Em 1970, assumi a responsabilidade da seção de Entomologia do IOC com a saída de todos os pesquisadores, estagiários e alunos que trabalhavam no segundo andar do Castelo Mourisco, devido à cassação política de todos os pesquisadores. Em poucos meses, fui transferido juntamente com o acervo da coleção Entomológica para um velho hospital abandonado.

A partir deste episódio, começou uma nova fase de lutas em minha vida e na da Entomologia no Instituto Oswaldo Cruz. Deixei de ser só pesquisador e professor para fazer política institucional. De lá para cá, vale destacar: criei o Departamento de Entomologia; mantive a Coleção Entomológica do IOC na Fundação Oswaldo Cruz e a transferi de volta para o Castelo anos mais tarde, pois pairava a ameaça do acervo ser doado para outras instituições; criei o curso de especialização em Entomologia Médica; transformei o Laboratório de Hemíptera num Centro de Referência Internacional após uma avaliação nacional promovida pelo Ministério da Saúde e pelo Banco Interamericano de Reconstrução e Desenvolvimento (BIRD), em 1989. Sou um dos responsáveis pela criação da maior coleção de triatomíneos do mundo com a junção da Coleção Herman Lent e Coleção Rodolfo Carcavallo, comprada pelo IOC, e por promover e manter o maior insetário de triatomíneos do mundo.

Fui secretário do Conselho Científico da Fiocruz na administração Sergio Arouca, assessor da Presidência na administração do Dr. Hermann G. Schatzmayr e presidente da Comissão Eleitoral para escolha da Presidência da Fiocruz em três eleições consecutivas. Fui um dos responsáveis pelos jardins do Campus de Manguinhos, juntamente com a Dra. Ortrud Monika Barth, na gestão do Dr. Arlindo Fábio Gomes, quando implantamos uma diretriz de transformar o campus plantando milhares de árvores, criando jardins no entorno dos prédios, um horto e uma seção dedicada à manutenção e limpeza do campus.

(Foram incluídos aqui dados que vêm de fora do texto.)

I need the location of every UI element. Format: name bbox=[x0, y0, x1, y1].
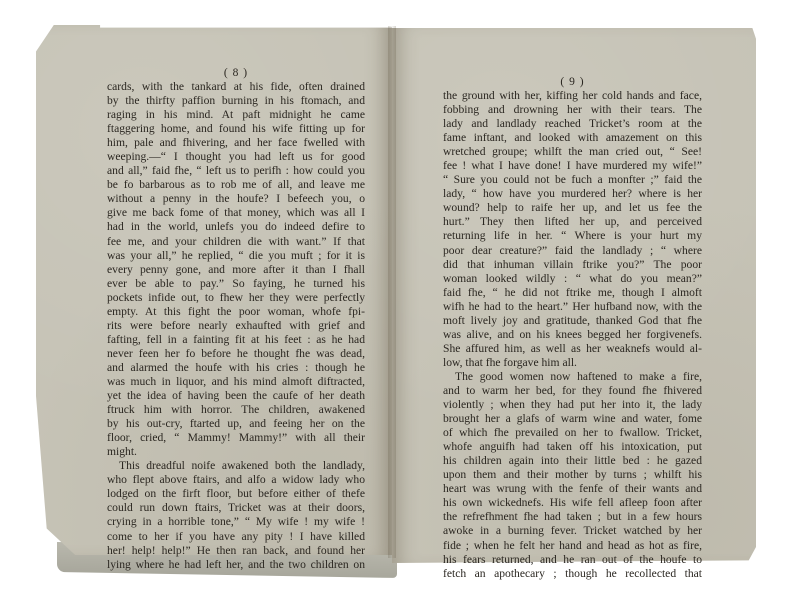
text-line: every penny gone, and more after it than… bbox=[107, 263, 365, 277]
text-line: moft lively joy and gratitude, thanked G… bbox=[443, 314, 702, 328]
text-line: whofe anguifh had taken off his intoxica… bbox=[443, 440, 702, 454]
right-page-text: ( 9 ) the ground with her, kiffing her c… bbox=[443, 75, 702, 581]
text-line: lying where he had left her, and the two… bbox=[107, 558, 365, 572]
text-line: was much in liquor, and his mind almoft … bbox=[107, 375, 365, 389]
text-line: was your all,” he replied, “ die you muf… bbox=[107, 249, 365, 263]
text-line: lady and landlady reached Tricket’s room… bbox=[443, 117, 702, 131]
text-line: the ground with her, kiffing her cold ha… bbox=[443, 89, 702, 103]
page-number-left: ( 8 ) bbox=[107, 66, 365, 80]
text-line: who flept above ftairs, and alfo a widow… bbox=[107, 473, 365, 487]
text-line: She affured him, as well as her weaknefs… bbox=[443, 342, 702, 356]
text-line: wifh he had to the heart.” Her hufband n… bbox=[443, 300, 702, 314]
text-line: poor dear creature?” faid the landlady ;… bbox=[443, 244, 702, 258]
text-line: pockets infide out, to fhew her they wer… bbox=[107, 291, 365, 305]
text-line: did that inhuman villain ftrike you?” Th… bbox=[443, 258, 702, 272]
text-line: the refrefhment fhe had taken ; but in a… bbox=[443, 510, 702, 524]
text-line: low, that fhe forgave him all. bbox=[443, 356, 702, 370]
text-line: awoke in a burning fever. Tricket watche… bbox=[443, 524, 702, 538]
text-line: be fo barbarous as to rob me of all, and… bbox=[107, 178, 365, 192]
text-line: floor, cried, “ Mammy! Mammy!” with all … bbox=[107, 431, 365, 445]
open-book: ( 8 ) cards, with the tankard at his fid… bbox=[0, 0, 800, 603]
text-line: raging in his mind. At paft midnight he … bbox=[107, 108, 365, 122]
text-line: could run down ftairs, Tricket was at th… bbox=[107, 501, 365, 515]
text-line: yet the idea of having been the caufe of… bbox=[107, 389, 365, 403]
page-number-right: ( 9 ) bbox=[443, 75, 702, 89]
text-line: his children again into their little bed… bbox=[443, 454, 702, 468]
right-page-lines: the ground with her, kiffing her cold ha… bbox=[443, 89, 702, 581]
text-line: weeping.—“ I thought you had left us for… bbox=[107, 150, 365, 164]
text-line: wretched groupe; whilft the man cried ou… bbox=[443, 145, 702, 159]
text-line: hurt.” They then lifted her up, and perc… bbox=[443, 215, 702, 229]
text-line: come to her if you have any pity ! I hav… bbox=[107, 530, 365, 544]
text-line: violently ; when they had put her into i… bbox=[443, 398, 702, 412]
text-line: heart was wrung with the fenfe of their … bbox=[443, 482, 702, 496]
text-line: ftruck him with horror. The children, aw… bbox=[107, 403, 365, 417]
text-line: give me back fome of that money, which w… bbox=[107, 206, 365, 220]
text-line: ftaggering home, and found his wife fitt… bbox=[107, 122, 365, 136]
text-line: empty. At this fight the poor woman, who… bbox=[107, 305, 365, 319]
text-line: crying in a horrible tone,” “ My wife ! … bbox=[107, 515, 365, 529]
text-line: never feen her fo before he thought fhe … bbox=[107, 347, 365, 361]
text-line: without a penny in the houfe? I befeech … bbox=[107, 192, 365, 206]
text-line: faid fhe, “ he did not ftrike me, though… bbox=[443, 286, 702, 300]
text-line: her! help! help!” He then ran back, and … bbox=[107, 544, 365, 558]
text-line: returning life in her. “ Where is your h… bbox=[443, 229, 702, 243]
text-line: by his out-cry, ftarted up, and feeing h… bbox=[107, 417, 365, 431]
text-line: cards, with the tankard at his fide, oft… bbox=[107, 80, 365, 94]
text-line: The good women now haftened to make a fi… bbox=[443, 370, 702, 384]
text-line: him, pale and fhivering, and her face fw… bbox=[107, 136, 365, 150]
text-line: might. bbox=[107, 445, 365, 459]
text-line: his fears returned, and he ran out of th… bbox=[443, 553, 702, 567]
text-line: brought her a glafs of warm wine and wat… bbox=[443, 412, 702, 426]
text-line: lodged on the firft floor, but before ei… bbox=[107, 487, 365, 501]
text-line: had in the world, unlefs you do indeed d… bbox=[107, 220, 365, 234]
text-line: was alive, and on his knees begged her f… bbox=[443, 328, 702, 342]
text-line: and to warm her bed, for they found fhe … bbox=[443, 384, 702, 398]
left-page-text: ( 8 ) cards, with the tankard at his fid… bbox=[107, 66, 365, 572]
text-line: fee ! what I have done! I have murdered … bbox=[443, 159, 702, 173]
text-line: fide ; when he felt her hand and head as… bbox=[443, 539, 702, 553]
text-line: fobbing and drowning her with their tear… bbox=[443, 103, 702, 117]
text-line: This dreadful noife awakened both the la… bbox=[107, 459, 365, 473]
text-line: wound? help to raife her up, and let us … bbox=[443, 201, 702, 215]
text-line: his own wickednefs. His wife fell afleep… bbox=[443, 496, 702, 510]
text-line: fetch an apothecary ; though he recollec… bbox=[443, 567, 702, 581]
text-line: fafting, fell in a fainting fit at his f… bbox=[107, 333, 365, 347]
text-line: ever be able to pay.” So faying, he turn… bbox=[107, 277, 365, 291]
left-page-lines: cards, with the tankard at his fide, oft… bbox=[107, 80, 365, 572]
text-line: “ Sure you could not be fuch a monfter ;… bbox=[443, 173, 702, 187]
text-line: and all,” faid fhe, “ left us to perifh … bbox=[107, 164, 365, 178]
book-gutter bbox=[388, 26, 396, 558]
text-line: lady, “ how have you murdered her? where… bbox=[443, 187, 702, 201]
text-line: woman looked wildly : “ what do you mean… bbox=[443, 272, 702, 286]
text-line: and alarmed the houfe with his cries : t… bbox=[107, 361, 365, 375]
text-line: upon them and their mother by turns ; wh… bbox=[443, 468, 702, 482]
text-line: fame inftant, and looked with amazement … bbox=[443, 131, 702, 145]
text-line: rits were before nearly exhaufted with g… bbox=[107, 319, 365, 333]
text-line: by the thirfty paffion burning in his ft… bbox=[107, 94, 365, 108]
text-line: fee me, and your children die with want.… bbox=[107, 235, 365, 249]
text-line: of which fhe prevailed on her to fwallow… bbox=[443, 426, 702, 440]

Fui criador e editor da Revista Entomologia/Vectores e publiquei mais de 190 artigos científicos sobre entomologia, principalmente sobre triatomíneos.

Descobri dezenas de espécies novas em várias ordens de insetos, gêneros novos e fui homenageado com inúmeras espécies de insetos. Na triatominologia, estou homenageado com a espécie Triatoma jurbergi.

Publiquei dois livros e inúmeros capítulos, fui editor do Atlas dos Vetores da doença de Chagas nas Américas, orientei dezenas de estagiários, alunos de especialização, mestrado e doutorado.

Uma das minhas maiores alegrias foi ter promovido, juntamente com o Dr. Henrique Lenzi, o processo de construção do prédio da nova Biblioteca de Manguinhos, ouvido o Conselho Científico da Fiocruz.

Para ter concretizado estes feitos e os que estão em curso devo, em parte, aos pequenos tiranos que surgiram no meu caminho. Diz o célebre filósofo Carlos Castañeda: “... afortunados aqueles que tropeçam com um pequeno tirano na sua vida...”. As pedras colocadas por eles no meu caminho provocaram o desafio de lidar com pessoas intoleráveis em posições de poder. O tempo, senhor da verdade, se encarregou de mostrar a mistificação.

Passados 50 anos, continuo vindo ao Instituto com a mesma alegria dos primeiros dias. Mais experiente, sei identificar os pequenos tiranos e me dedico mais ao que sei fazer bem.”